Tuesday, 30 September 2008

Web 2.0 Hype


   I explained in my recent Knowledge Infusion webinar that I think web 2.0 and social networking tools can lead to transformational changes in organisations, and made the same point in show 001 of TalkingHR.

But do these opportunities really exist, or am I just falling for the hype / bubble around web 2.0?

I've had this question at the back of my mind for a while (since someone challenged me with a comment on this blog back in April), so I was pleased to receive a copy of Gardner's book, 'Mastering the Hype Cycle'.

I first came across the hype cycle when Jim Holincheck very kindly sent me a copy of Gartner's report, 'Hype Cycle for Human Capital Management Software' last year.

However, the book explains that the cycle was actually developed in 1995 while looking at the common patterns involved in the introduction of new technologies such as artificial intelligence, video on demand and the 'newly emerging world wide web'.  I missed it as I was just moving out of IT into HR at that time.

A bit like the S curve, the hype cycle shows that innovation adoption does not happen as a straight line but follows a predictable curve, travelling through the following five phases:

1. "Technology Trigger"
The first phase of a Hype Cycle is the "technology trigger" or breakthrough, product launch or other event that generates significant press and interest.

2. "Peak of Inflated Expectations"
In the next phase, a frenzy of publicity typically generates over-enthusiasm and unrealistic expectations. There may be some successful applications of a technology, but there are typically more failures.

3. "Trough of Disillusionment"
Technologies enter the "trough of disillusionment" because they fail to meet expectations and quickly become unfashionable. Consequently, the press usually abandons the topic and the technology.

4. "Slope of Enlightenment"
Although the press may have stopped covering the technology, some businesses continue through the "slope of enlightenment" and experiment to understand the benefits and practical application of the technology.

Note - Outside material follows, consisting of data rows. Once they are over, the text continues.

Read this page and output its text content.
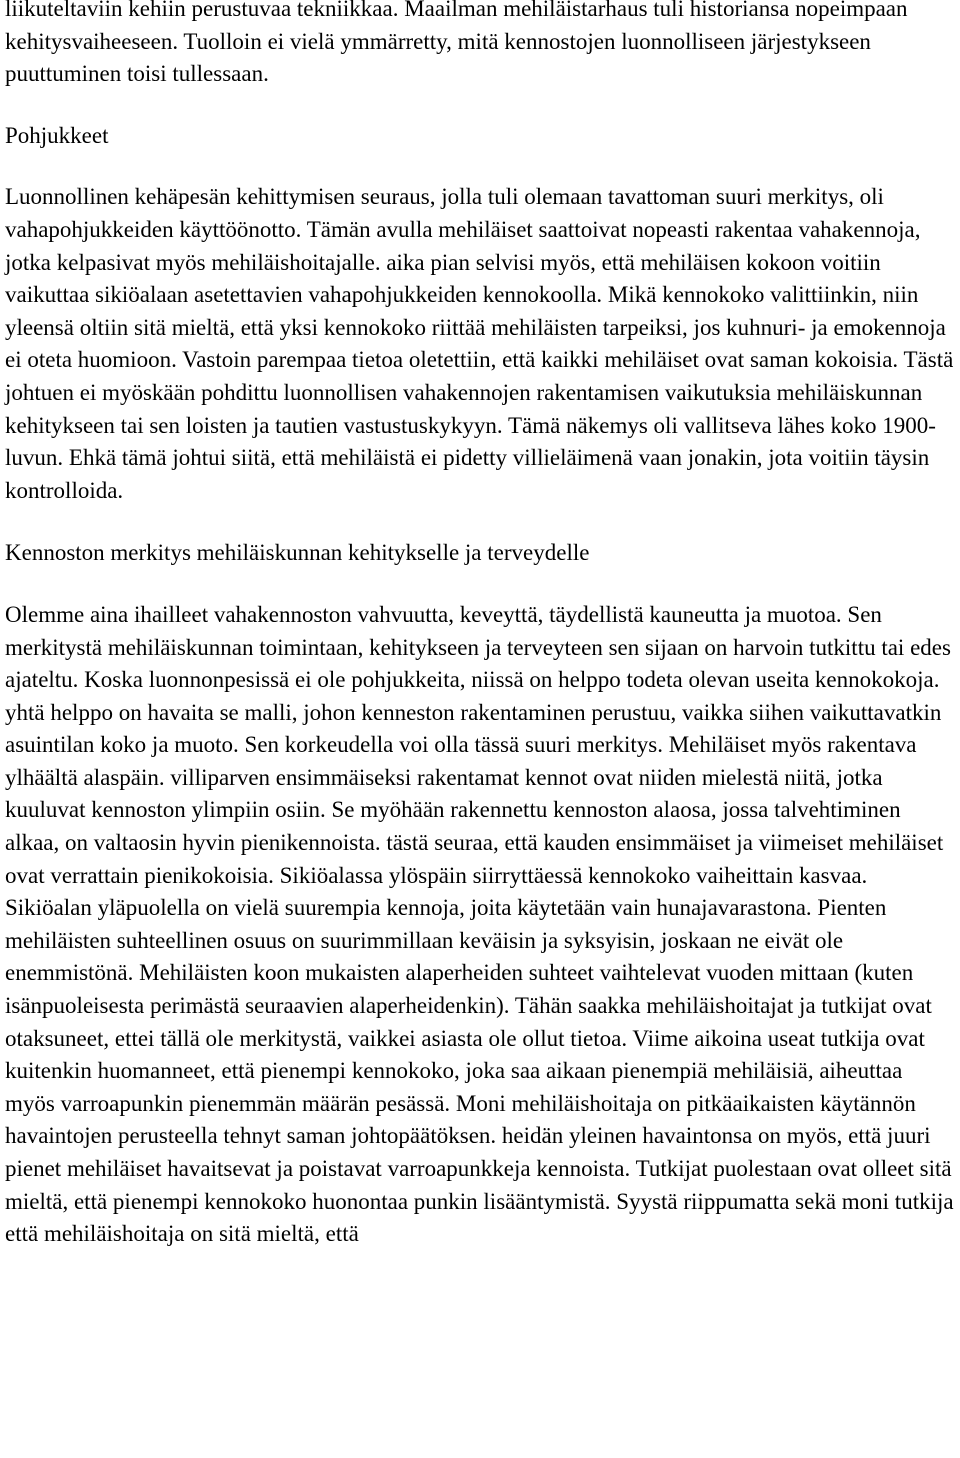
liikuteltaviin kehiin perustuvaa tekniikkaa. Maailman mehiläistarhaus tuli historiansa nopeimpaan kehitysvaiheeseen. Tuolloin ei vielä ymmärretty, mitä kennostojen luonnolliseen järjestykseen puuttuminen toisi tullessaan.

Pohjukkeet

Luonnollinen kehäpesän kehittymisen seuraus, jolla tuli olemaan tavattoman suuri merkitys, oli vahapohjukkeiden käyttöönotto. Tämän avulla mehiläiset saattoivat nopeasti rakentaa vahakennoja, jotka kelpasivat myös mehiläishoitajalle. aika pian selvisi myös, että mehiläisen kokoon voitiin vaikuttaa sikiöalaan asetettavien vahapohjukkeiden kennokoolla. Mikä kennokoko valittiinkin, niin yleensä oltiin sitä mieltä, että yksi kennokoko riittää mehiläisten tarpeiksi, jos kuhnuri- ja emokennoja ei oteta huomioon. Vastoin parempaa tietoa oletettiin, että kaikki mehiläiset ovat saman kokoisia. Tästä johtuen ei myöskään pohdittu luonnollisen vahakennojen rakentamisen vaikutuksia mehiläiskunnan kehitykseen tai sen loisten ja tautien vastustuskykyyn. Tämä näkemys oli vallitseva lähes koko 1900-luvun. Ehkä tämä johtui siitä, että mehiläistä ei pidetty villieläimenä vaan jonakin, jota voitiin täysin kontrolloida.

Kennoston merkitys mehiläiskunnan kehitykselle ja terveydelle

Olemme aina ihailleet vahakennoston vahvuutta, keveyttä, täydellistä kauneutta ja muotoa. Sen merkitystä mehiläiskunnan toimintaan, kehitykseen ja terveyteen sen sijaan on harvoin tutkittu tai edes ajateltu. Koska luonnonpesissä ei ole pohjukkeita, niissä on helppo todeta olevan useita kennokokoja. yhtä helppo on havaita se malli, johon kenneston rakentaminen perustuu, vaikka siihen vaikuttavatkin asuintilan koko ja muoto. Sen korkeudella voi olla tässä suuri merkitys. Mehiläiset myös rakentava ylhäältä alaspäin. villiparven ensimmäiseksi rakentamat kennot ovat niiden mielestä niitä, jotka kuuluvat kennoston ylimpiin osiin. Se myöhään rakennettu kennoston alaosa, jossa talvehtiminen alkaa, on valtaosin hyvin pienikennoista. tästä seuraa, että kauden ensimmäiset ja viimeiset mehiläiset ovat verrattain pienikokoisia. Sikiöalassa ylöspäin siirryttäessä kennokoko vaiheittain kasvaa. Sikiöalan yläpuolella on vielä suurempia kennoja, joita käytetään vain hunajavarastona. Pienten mehiläisten suhteellinen osuus on suurimmillaan keväisin ja syksyisin, joskaan ne eivät ole enemmistönä. Mehiläisten koon mukaisten alaperheiden suhteet vaihtelevat vuoden mittaan (kuten isänpuoleisesta perimästä seuraavien alaperheidenkin). Tähän saakka mehiläishoitajat ja tutkijat ovat otaksuneet, ettei tällä ole merkitystä, vaikkei asiasta ole ollut tietoa. Viime aikoina useat tutkija ovat kuitenkin huomanneet, että pienempi kennokoko, joka saa aikaan pienempiä mehiläisiä, aiheuttaa myös varroapunkin pienemmän määrän pesässä. Moni mehiläishoitaja on pitkäaikaisten käytännön havaintojen perusteella tehnyt saman johtopäätöksen. heidän yleinen havaintonsa on myös, että juuri pienet mehiläiset havaitsevat ja poistavat varroapunkkeja kennoista. Tutkijat puolestaan ovat olleet sitä mieltä, että pienempi kennokoko huonontaa punkin lisääntymistä. Syystä riippumatta sekä moni tutkija että mehiläishoitaja on sitä mieltä, että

5. "Plateau of Productivity"
A technology reaches the "plateau of productivity" as the benefits of it become widely demonstrated and accepted. The technology becomes increasingly stable and evolves in second and third generations. The final height of the plateau varies according to whether the technology is broadly applicable or benefits only a niche market


The book provides some good examples of hype cycles and also explain its causes, which include:

Social Contagion
"Although we might not like to admit it, we humans are at our core extraordinarily sensitive to what others around us are doing and saying.  We want to be seen as individuals, yet not be perceived as too different. 

Our tendency to be influenced by others probably originates from raw survival needs.  Early humans who joined the crowd fleeing from an unseen enemy probably lived to tell the tale.  If they insisted on validating the appropriateness of their cave colleague's behaviour through personal research, they probably found themselves wiped out of the gene pool by a herd of stampeding mammoths."


"[This is] a common social framework of attitudes, outlook, values, and expectations...  Innovations that fit within the framework are more likely to attract attention and generate excitement than those that take us in a fundamentally different direction."


The book lists the dangers inherent in adopting new technology (adopting too early, giving up too soon, adopting too late. and hanging on too long).  However, the movements in the cycle also provide opportunities, for example in the recruitment of:

  • Scarce talent looking to sell their knowledge and skills at a premium near the peak of the cycle
  • Demotivated but highly experienced talent during the trough
  • Talent with considerable relevant experience who want to stay aligned with a specific innovation as it moves from slope to plateau.


There's also a process to navigate the cycle: scope, track, rank, evaluate, evangelise and transfer (STREET).

One point I was pleased to see Gartner make, and that I completely agree with is that "the hype cycle really isn’t about technology, but about the human reaction to anything new – in particular the mismatch between expectations and reality".


So what about web 2.0?  Well, the book doesn't really deal with this, and I guess Gartner doesn't want to impact sales of its recent emerging technologies report.

But according to other bloggers, this report shows corporate blogging, wikis and social network analysis entering into the slope of enlightenment.

Microblogging is still in the technology trigger stage (and prediction markets seem to have dropped off the cycle since Gartner's 2006 report).

But web 2.0 is now entering the trough of disillusionment, so we may be going to see a bust in this bubble quite soon.  But Gartner still sound quite upbeat:

"Although Web 2.0 is now entering the Trough of Disillusionment, it will emerge within two years to have transformational impact, as companies steadily gain more experience and success with both the technologies and the cultural implications,"


What do you think?  It'd be great to have your comments on this.